Las casas tenían los techos arrancados y las vigas que habían quedado expuestas estaban cubiertas con lonas. En una vivienda, solo quedaban en pie una pared y el marco de una puerta; el resto de la estructura, antes llena de recuerdos y momentos vividos en su interior, se reducía a una pila de escombros. Muchas de ellas habían sido completamente arrancadas de sus cimientos.
La trayectoria del desastre se podía distinguir con claridad desde el aire. En medio de la escena de devastación, algunos ya habían comenzado a reconstruir sus casas.
Siguiendo los pasos destructivos de la tormenta
Entre el 15 y el 16 de mayo de 2025, un devastador enjambre de tornados azotó el medio oeste y el sureste de los Estados Unidos. Uno en particular, de categoría EF4, recorrió 60 millas atravesando Somerset y London, Kentucky. Las consecuencias fueron catastróficas para las viviendas y los vecindarios. Por desgracia, hubo que lamentar la vida de 19 personas, 17 de ellas en London. Además, dejó a más de 100 personas heridas. Este tornado fue el más mortífero registrado en el este de Kentucky desde que va del año, donde tres de ellos han alcanzado daños de categoría EF4 en el estado.

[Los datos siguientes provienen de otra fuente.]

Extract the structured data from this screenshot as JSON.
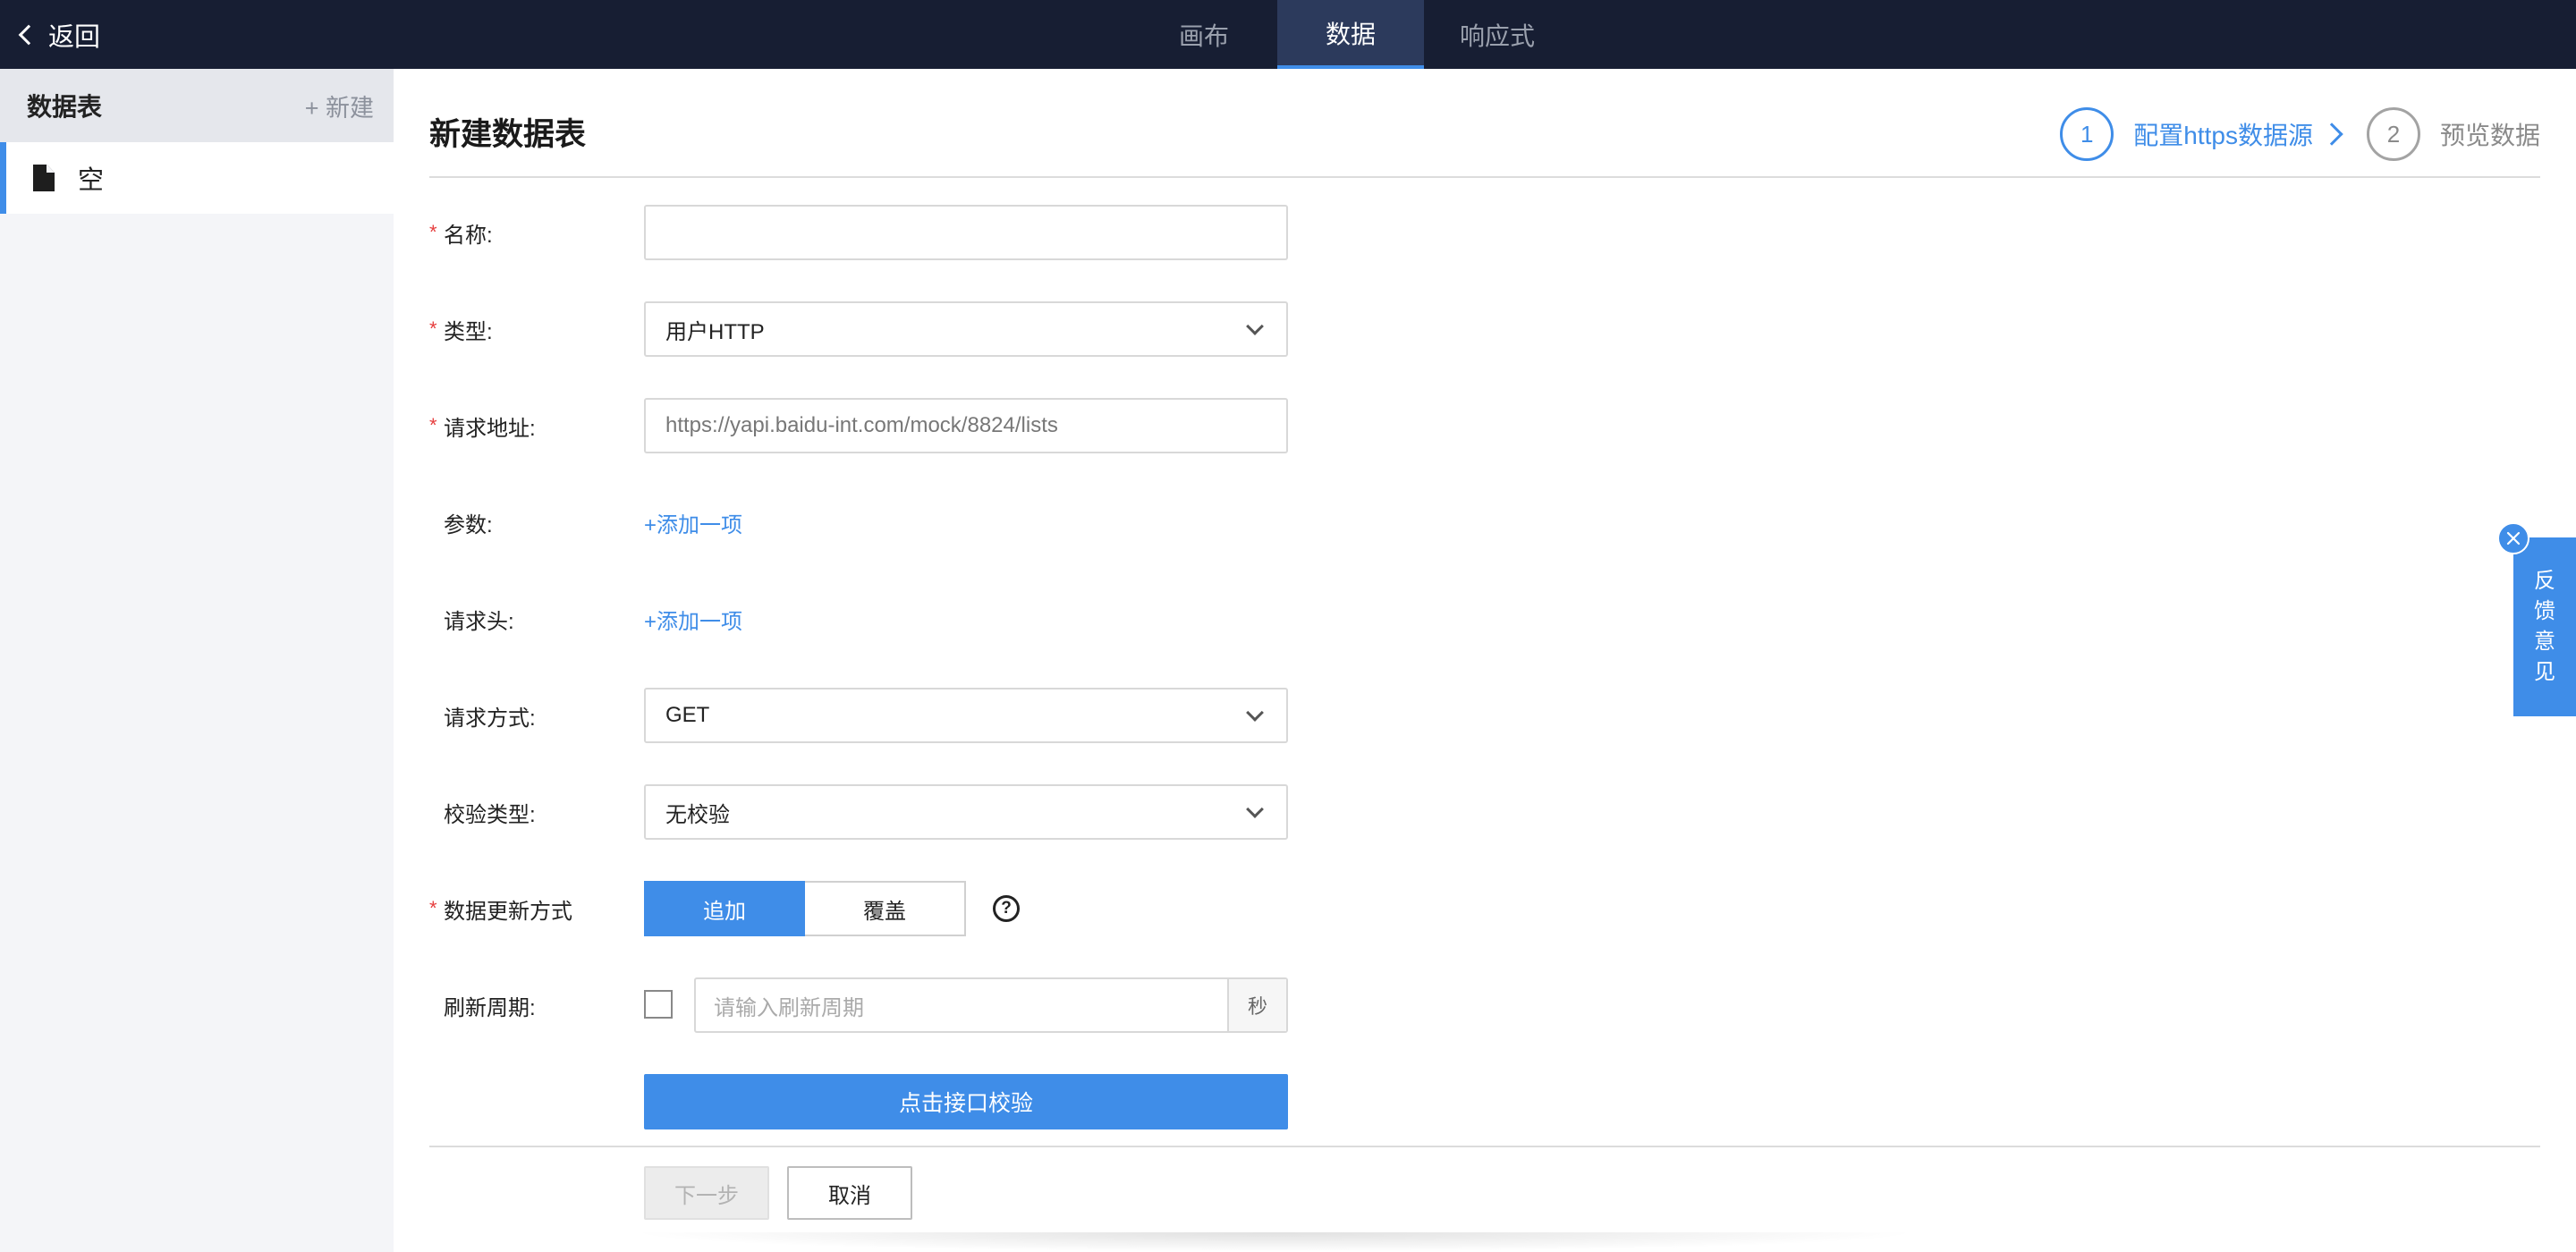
{
  "topbar": {
    "back_label": "返回",
    "tabs": [
      {
        "label": "画布"
      },
      {
        "label": "数据"
      },
      {
        "label": "响应式"
      }
    ]
  },
  "sidebar": {
    "title": "数据表",
    "new_label": "+ 新建",
    "items": [
      {
        "label": "空",
        "icon": "document-icon"
      }
    ]
  },
  "main": {
    "title": "新建数据表",
    "steps": [
      {
        "number": "1",
        "label": "配置https数据源"
      },
      {
        "number": "2",
        "label": "预览数据"
      }
    ],
    "form": {
      "name": {
        "label": "名称:",
        "value": ""
      },
      "type": {
        "label": "类型:",
        "value": "用户HTTP"
      },
      "url": {
        "label": "请求地址:",
        "value": "https://yapi.baidu-int.com/mock/8824/lists"
      },
      "params": {
        "label": "参数:",
        "add_label": "+添加一项"
      },
      "headers": {
        "label": "请求头:",
        "add_label": "+添加一项"
      },
      "method": {
        "label": "请求方式:",
        "value": "GET"
      },
      "validation": {
        "label": "校验类型:",
        "value": "无校验"
      },
      "update_mode": {
        "label": "数据更新方式",
        "options": [
          "追加",
          "覆盖"
        ],
        "selected": "追加",
        "help": "?"
      },
      "refresh": {
        "label": "刷新周期:",
        "placeholder": "请输入刷新周期",
        "unit": "秒"
      },
      "verify_label": "点击接口校验"
    },
    "footer": {
      "next_label": "下一步",
      "cancel_label": "取消"
    }
  },
  "feedback": {
    "chars": [
      "反",
      "馈",
      "意",
      "见"
    ]
  },
  "colors": {
    "topbar_bg": "#171e33",
    "accent": "#3f8de8",
    "required": "#e63e3e"
  }
}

En el condado de Laurel, destruyó o dañó 1.500 viviendas y provocó pérdidas valoradas en 350 millones de dólares.
El 26 de mayo, durante el feriado del Día de los Caídos, un equipo de tres voluntarios de Tzu Chi del Centro de Servicio de Columbus, Ohio, llamados Bornain Chiu, Henglin Wang y Teh-Hong Lee, partió hacia Kentucky. Tras cuatro horas de viaje, llegaron al Centro de Operaciones de la Cruz Roja en London, donde se reunieron con Lynne Washbish, directora ejecutiva de la sede Bluegrass de la Cruz Roja Americana, y con la veterana voluntaria Patty Flowers. Juntas comenzaron a trazar el camino a seguir, revisando y coordinando la operación de evaluación de daños de Tzu Chi en colaboración con la Cruz Roja. Ambas, llevaban ya varios días entregando su esfuerzo para salvar a los afectados.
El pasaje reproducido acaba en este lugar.